Binomial Testing II
Suppose we conducted our experiment from the last section, and we got three heads. That is getting 2 fewer heads than would be expected by chance alone if the coin is indeed fair. Now we need to calculate the p-value of the experiment. The p-value is the probability of obtaining a test statistic at least as extreme as the observed value. In this case, our observed value is three. More extreme cases would be if we flipped the coin and we get 0, 1, or 2 heads. However, this is a two-sided test so we can get extreme cases on the other end too like getting 8, 9, or 10 heads.
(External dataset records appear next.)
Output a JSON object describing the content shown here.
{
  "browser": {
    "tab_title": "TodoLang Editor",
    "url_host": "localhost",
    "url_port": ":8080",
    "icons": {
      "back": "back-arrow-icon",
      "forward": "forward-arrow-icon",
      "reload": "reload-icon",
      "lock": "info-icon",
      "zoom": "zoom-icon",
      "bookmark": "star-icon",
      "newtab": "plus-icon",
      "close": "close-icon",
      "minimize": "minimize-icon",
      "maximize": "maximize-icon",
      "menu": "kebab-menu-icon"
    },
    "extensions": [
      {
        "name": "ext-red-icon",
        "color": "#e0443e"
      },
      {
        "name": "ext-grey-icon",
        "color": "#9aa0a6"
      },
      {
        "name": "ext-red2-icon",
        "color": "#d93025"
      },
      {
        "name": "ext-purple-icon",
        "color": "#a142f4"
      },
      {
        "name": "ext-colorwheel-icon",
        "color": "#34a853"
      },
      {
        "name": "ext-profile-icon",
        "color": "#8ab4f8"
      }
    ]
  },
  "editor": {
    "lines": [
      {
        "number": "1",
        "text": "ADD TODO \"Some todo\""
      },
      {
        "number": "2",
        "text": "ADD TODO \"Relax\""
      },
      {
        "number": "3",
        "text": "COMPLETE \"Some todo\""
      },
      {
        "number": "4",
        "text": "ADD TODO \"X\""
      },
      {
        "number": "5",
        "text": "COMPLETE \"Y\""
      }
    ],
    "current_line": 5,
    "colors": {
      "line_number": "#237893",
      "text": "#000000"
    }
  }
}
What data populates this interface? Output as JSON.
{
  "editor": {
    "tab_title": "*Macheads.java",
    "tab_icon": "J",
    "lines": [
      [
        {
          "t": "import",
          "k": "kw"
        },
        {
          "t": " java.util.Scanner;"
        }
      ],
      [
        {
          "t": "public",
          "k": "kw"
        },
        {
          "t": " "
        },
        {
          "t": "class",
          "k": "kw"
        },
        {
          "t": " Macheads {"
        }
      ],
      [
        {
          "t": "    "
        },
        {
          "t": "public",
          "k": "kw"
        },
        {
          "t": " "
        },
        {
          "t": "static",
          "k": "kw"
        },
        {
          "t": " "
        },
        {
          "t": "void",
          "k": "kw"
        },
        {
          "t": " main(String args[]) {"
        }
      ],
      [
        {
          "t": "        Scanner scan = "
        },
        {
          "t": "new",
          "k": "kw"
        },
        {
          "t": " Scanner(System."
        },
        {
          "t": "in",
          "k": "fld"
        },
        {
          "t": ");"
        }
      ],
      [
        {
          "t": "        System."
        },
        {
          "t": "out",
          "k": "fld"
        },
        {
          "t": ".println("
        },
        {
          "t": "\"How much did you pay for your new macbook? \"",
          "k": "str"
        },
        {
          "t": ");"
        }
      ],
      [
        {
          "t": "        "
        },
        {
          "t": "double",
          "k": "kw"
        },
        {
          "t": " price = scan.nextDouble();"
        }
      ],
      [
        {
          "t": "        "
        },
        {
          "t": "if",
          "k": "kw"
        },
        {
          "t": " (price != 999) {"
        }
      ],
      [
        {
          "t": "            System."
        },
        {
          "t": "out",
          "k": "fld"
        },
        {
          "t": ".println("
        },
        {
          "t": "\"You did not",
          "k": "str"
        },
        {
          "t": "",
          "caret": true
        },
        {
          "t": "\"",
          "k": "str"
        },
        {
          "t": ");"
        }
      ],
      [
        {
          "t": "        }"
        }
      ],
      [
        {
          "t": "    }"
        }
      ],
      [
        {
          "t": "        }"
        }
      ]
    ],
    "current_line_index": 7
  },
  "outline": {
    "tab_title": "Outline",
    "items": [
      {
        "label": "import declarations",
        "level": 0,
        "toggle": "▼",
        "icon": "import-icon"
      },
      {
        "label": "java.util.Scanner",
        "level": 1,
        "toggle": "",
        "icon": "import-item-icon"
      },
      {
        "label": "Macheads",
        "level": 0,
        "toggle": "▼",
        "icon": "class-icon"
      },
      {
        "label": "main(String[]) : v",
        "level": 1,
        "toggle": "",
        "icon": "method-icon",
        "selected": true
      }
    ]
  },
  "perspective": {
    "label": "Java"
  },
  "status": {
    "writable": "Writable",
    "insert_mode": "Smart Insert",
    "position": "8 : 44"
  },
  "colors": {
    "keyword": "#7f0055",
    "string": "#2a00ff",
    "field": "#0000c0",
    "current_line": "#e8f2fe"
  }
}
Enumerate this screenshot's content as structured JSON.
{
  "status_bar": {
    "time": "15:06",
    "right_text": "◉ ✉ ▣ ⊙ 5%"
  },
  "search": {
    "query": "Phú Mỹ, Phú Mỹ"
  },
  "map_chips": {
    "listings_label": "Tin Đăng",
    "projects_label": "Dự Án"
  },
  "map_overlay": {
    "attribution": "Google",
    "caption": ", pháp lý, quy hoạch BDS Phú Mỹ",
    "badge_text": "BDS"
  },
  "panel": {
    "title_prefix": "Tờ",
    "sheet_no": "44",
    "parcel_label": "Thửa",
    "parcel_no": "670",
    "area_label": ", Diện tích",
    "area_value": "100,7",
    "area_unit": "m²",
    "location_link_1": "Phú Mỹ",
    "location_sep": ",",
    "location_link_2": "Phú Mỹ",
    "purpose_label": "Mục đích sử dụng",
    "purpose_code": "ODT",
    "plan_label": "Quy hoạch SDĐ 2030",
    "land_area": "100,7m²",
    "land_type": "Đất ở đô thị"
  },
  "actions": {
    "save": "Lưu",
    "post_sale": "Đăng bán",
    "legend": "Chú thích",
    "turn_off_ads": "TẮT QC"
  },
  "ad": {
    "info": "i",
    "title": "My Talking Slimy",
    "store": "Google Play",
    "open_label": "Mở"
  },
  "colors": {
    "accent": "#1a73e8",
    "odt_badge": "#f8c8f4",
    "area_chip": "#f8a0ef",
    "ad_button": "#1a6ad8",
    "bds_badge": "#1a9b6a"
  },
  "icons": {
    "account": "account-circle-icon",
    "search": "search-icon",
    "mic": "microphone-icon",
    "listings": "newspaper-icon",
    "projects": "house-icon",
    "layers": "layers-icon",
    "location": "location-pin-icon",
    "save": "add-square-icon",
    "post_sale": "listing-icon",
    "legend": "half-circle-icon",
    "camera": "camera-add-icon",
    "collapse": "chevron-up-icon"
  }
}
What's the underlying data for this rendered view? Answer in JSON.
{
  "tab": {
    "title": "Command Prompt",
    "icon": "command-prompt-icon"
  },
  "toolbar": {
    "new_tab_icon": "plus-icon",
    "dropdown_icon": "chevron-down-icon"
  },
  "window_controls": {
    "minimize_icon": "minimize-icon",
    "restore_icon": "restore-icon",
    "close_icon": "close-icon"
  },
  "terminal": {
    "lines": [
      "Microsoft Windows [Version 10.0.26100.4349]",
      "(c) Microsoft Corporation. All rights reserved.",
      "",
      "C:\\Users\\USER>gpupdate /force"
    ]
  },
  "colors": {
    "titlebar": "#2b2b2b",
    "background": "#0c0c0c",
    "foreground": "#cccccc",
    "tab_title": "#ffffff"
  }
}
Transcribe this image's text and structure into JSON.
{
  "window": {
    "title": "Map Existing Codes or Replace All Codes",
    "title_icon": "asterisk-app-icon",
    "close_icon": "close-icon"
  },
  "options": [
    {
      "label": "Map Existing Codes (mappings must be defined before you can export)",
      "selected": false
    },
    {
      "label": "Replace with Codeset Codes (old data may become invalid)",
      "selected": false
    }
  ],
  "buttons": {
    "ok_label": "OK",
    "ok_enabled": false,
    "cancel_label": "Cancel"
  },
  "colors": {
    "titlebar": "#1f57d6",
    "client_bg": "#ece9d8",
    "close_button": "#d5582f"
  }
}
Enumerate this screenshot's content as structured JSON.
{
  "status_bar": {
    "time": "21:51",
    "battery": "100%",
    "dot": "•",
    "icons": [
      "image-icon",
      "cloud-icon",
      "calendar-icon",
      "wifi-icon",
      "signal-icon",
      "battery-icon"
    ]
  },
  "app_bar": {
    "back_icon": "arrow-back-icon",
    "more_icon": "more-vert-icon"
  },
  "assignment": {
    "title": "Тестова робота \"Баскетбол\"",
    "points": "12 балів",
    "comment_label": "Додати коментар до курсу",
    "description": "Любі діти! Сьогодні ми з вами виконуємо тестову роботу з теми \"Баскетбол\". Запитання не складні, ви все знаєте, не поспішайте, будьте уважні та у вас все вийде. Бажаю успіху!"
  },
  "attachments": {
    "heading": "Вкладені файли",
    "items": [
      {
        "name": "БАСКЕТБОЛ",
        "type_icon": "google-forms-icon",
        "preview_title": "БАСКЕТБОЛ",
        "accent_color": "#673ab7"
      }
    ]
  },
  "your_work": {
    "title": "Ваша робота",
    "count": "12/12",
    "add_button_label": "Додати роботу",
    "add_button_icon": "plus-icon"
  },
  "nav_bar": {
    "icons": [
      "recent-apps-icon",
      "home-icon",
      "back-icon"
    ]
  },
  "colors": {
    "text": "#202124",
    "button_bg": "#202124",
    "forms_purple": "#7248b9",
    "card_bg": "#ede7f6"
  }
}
So our p-value is $$ P(0) + P(1) + P(2) + P(8) + P(9) + P(10) \approx 0.0009 + 0.009 + 0.044 + 0.12 + 0.12 + 0.044 + 0.009 + 0.0009 \approx 0.34. $$ Our p-value is greater than the significance level so we fail to reject the null hypothesis $H_0:$ the coin is fair, i.e. $ p = 0.5. $
Note that typically significance levels are at the 0.05. We tested at the 0.11 level. Why 0.11 ? Hint: since the Binomial distribution is discrete, our sample space is finite. How does this contrast with a continuous distribution ? What is the area of a line ?
If we wanted a level closer to 0.05 we could have increased the sample size to twenty which also would have made the experiment more powerful.